Филип с досады налил себе полную кружку вина. Не мог же он тащить Анну силой! Но когда он вновь тронул ее за локоть и она повернулась… Слова застыли на губах рыцаря. Он увидел ее горящие глаза, побледневшее напряженное лицо, закушенную губу. Даже на расстоянии чувствовалось, как бурлит ее кровь. И Филип поспешил отвернуться. Его словно обдало исходившим от нее возбуждением. Придвинув кружку, он сделал большой глоток, словно его мучила жажда.

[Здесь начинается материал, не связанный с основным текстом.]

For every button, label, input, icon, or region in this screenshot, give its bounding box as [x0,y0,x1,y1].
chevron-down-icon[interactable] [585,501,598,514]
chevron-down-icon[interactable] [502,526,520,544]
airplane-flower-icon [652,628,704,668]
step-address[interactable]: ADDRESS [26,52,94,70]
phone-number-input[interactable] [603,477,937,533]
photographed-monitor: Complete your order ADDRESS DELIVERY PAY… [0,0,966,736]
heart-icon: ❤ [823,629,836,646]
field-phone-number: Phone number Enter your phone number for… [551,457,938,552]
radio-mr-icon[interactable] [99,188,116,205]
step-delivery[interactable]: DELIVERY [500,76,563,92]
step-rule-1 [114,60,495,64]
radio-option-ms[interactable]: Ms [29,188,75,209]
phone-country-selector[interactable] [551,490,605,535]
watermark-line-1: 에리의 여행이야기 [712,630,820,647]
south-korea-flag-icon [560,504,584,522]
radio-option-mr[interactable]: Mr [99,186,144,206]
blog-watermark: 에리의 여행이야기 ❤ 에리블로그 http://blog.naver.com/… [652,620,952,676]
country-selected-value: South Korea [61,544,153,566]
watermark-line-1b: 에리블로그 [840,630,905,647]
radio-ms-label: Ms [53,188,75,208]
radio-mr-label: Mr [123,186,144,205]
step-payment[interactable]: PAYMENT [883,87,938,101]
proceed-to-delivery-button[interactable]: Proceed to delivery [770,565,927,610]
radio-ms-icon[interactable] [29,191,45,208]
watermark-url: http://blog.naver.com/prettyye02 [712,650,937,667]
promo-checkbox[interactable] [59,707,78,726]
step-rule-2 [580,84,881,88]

За стол подсели двое латников. Бравые вояки, узнав, о чем речь, приняли участие в беседе. По мере того как пустели кувшины и кубки, рассказы становились все непристойнее, а рассказчики все красноречивее.
Внезапно смуглый южанин, смеясь, указал на Анну:
– Взгляните только, как слушает мальчик! Пусть возьмет меня дьявол, но он сейчас изойдет и без женщины!
Все расхохотались. А один из латников спросил, перегнувшись через стол:
– Тебе уже ведомо, как это исходить соками, малыш? Мессир рыцарь, ваш паж успел уже, наверно, поваляться на сеновале с пастушкой?
– Могу поручиться, что ничего подобного с ним не случалось, – с усмешкой отвечал Майсгрейв.
Анна боялась поднять глаза.
– А он у вас красавчик! – посмеиваясь, сказал южанин. – Смотрите, мессир, как бы какой-нибудь любитель мальчиков не похитил его у вас. Или вы и сами из тех, кто не прочь позабавиться с зеленоглазым ангелочком?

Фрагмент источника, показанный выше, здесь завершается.